Le patron de PlayStation, Jim Ryan, critique Activision pour sa réponse à l’affaire Bobby Kotick

Le Patron De Playstation, Jim Ryan, Critique Activision Pour Sa

PlayStation et Activision Blizzard ont un accord à long terme pour la saga Call of Duty, une relation qui a été rythmée par les récents événements au sein du géant nord-américain. Un article du Wall Street Journal a mis en lumière de graves accusations de harcèlement, notamment Bobby Kotick, PDG d’Activision. Maintenant, Bloomberg a publié que le chef de PlayStation, Jim Ryan, a contacté l’entreprise pour exprimer sa « profonde inquiétude » quant à la situation qu’ils vivent.

Il l’a communiqué dans un e-mail envoyé aux employés de PlayStation, auxquels il a déclaré que lui et son équipe de direction étaient « découragés et franchement abasourdis » après avoir découvert qu’Activision « n’avait pas fait assez pour remédier à la situation de profonde discrimination et de harcèlement ». c’est « enraciné » dans la culture interne d’Activision Blizzard.

«Nous avons contacté Activision immédiatement après la publication de l’article pour les informer de notre profonde préoccupation et leur demander comment ils envisagent de répondre aux allégations formulées dans cet article. Nous ne pensons pas que leurs mesures répondent correctement à la situation ».
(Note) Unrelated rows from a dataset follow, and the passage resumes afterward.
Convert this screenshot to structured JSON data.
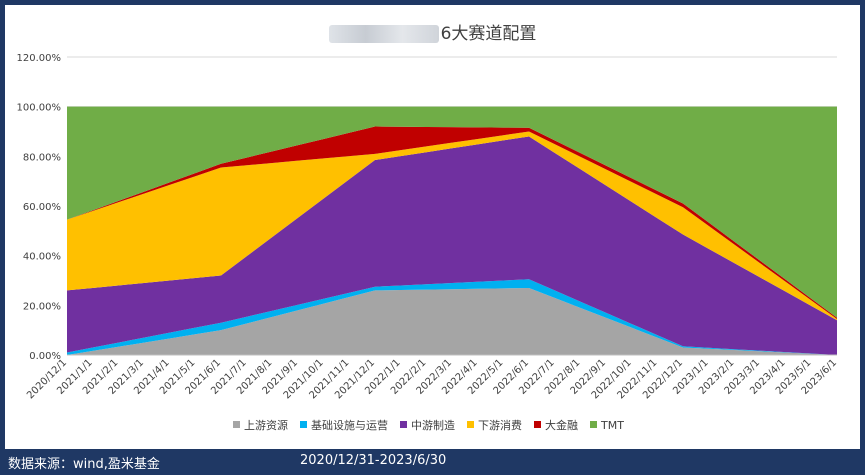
{
  "chart_data": {
    "type": "area",
    "stacked": true,
    "title": "6大赛道配置",
    "categories": [
      "2020/12/1",
      "2021/1/1",
      "2021/2/1",
      "2021/3/1",
      "2021/4/1",
      "2021/5/1",
      "2021/6/1",
      "2021/7/1",
      "2021/8/1",
      "2021/9/1",
      "2021/10/1",
      "2021/11/1",
      "2021/12/1",
      "2022/1/1",
      "2022/2/1",
      "2022/3/1",
      "2022/4/1",
      "2022/5/1",
      "2022/6/1",
      "2022/7/1",
      "2022/8/1",
      "2022/9/1",
      "2022/10/1",
      "2022/11/1",
      "2022/12/1",
      "2023/1/1",
      "2023/2/1",
      "2023/3/1",
      "2023/4/1",
      "2023/5/1",
      "2023/6/1"
    ],
    "anchor_indices": [
      0,
      6,
      12,
      18,
      24,
      30
    ],
    "series": [
      {
        "name": "上游资源",
        "color": "#a5a5a5",
        "anchor_values": [
          0,
          10,
          26,
          27,
          3,
          0
        ]
      },
      {
        "name": "基础设施与运营",
        "color": "#00b0f0",
        "anchor_values": [
          1,
          3,
          1.5,
          3.5,
          0.5,
          0
        ]
      },
      {
        "name": "中游制造",
        "color": "#7030a0",
        "anchor_values": [
          25,
          19,
          51,
          57.5,
          45,
          14
        ]
      },
      {
        "name": "下游消费",
        "color": "#ffc000",
        "anchor_values": [
          28.5,
          43.5,
          2.5,
          2,
          11,
          0.5
        ]
      },
      {
        "name": "大金融",
        "color": "#c00000",
        "anchor_values": [
          0,
          1.5,
          11,
          1.5,
          1.5,
          0.5
        ]
      },
      {
        "name": "TMT",
        "color": "#70ad47",
        "anchor_values": [
          45.5,
          23,
          8,
          8.5,
          39,
          85
        ]
      }
    ],
    "yticks": [
      "0.00%",
      "20.00%",
      "40.00%",
      "60.00%",
      "80.00%",
      "100.00%",
      "120.00%"
    ],
    "ylim": [
      0,
      120
    ],
    "grid": true,
    "legend": "bottom"
  },
  "footer": {
    "source": "数据来源：wind,盈米基金",
    "range": "2020/12/31-2023/6/30"
  }
}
Bobby Kotick, également au pilori

Des accusations contre Activision Blizzard ont eu lieu tout au long de l’année. En effet, la firme américaine a été dénoncée par l’État de Californie. Pourtant, selon l’article du Wall Street Journal, le harcèlement systématique au sein de l’entreprise était bien connu de Bobby Kotick, au point qu’il a lui-même été accusé de maltraiter les femmes. Ils racontent l’histoire d’un employé qui a reçu des menaces de mort via une note vocale envoyée par Kotick lui-même.

Dans les dernières heures, le départ du co-boss de Treyarch, Dan Bunting, a également été confirmé. Ce vétéran du studio et de la saga Call of Duty a été accusé de harcèlement sexuel, mais il est resté en fonction parce que Kotick le voulait, malgré des informations soutenant son limogeage, comme le rapporte le Wall Street Journal.

Activision Blizzard n’envisage pas le limogeage de Bobby Kotick : ils soutiennent qu’il n’y a aucune preuve à l’appui, ils continueront donc de faire confiance à son management.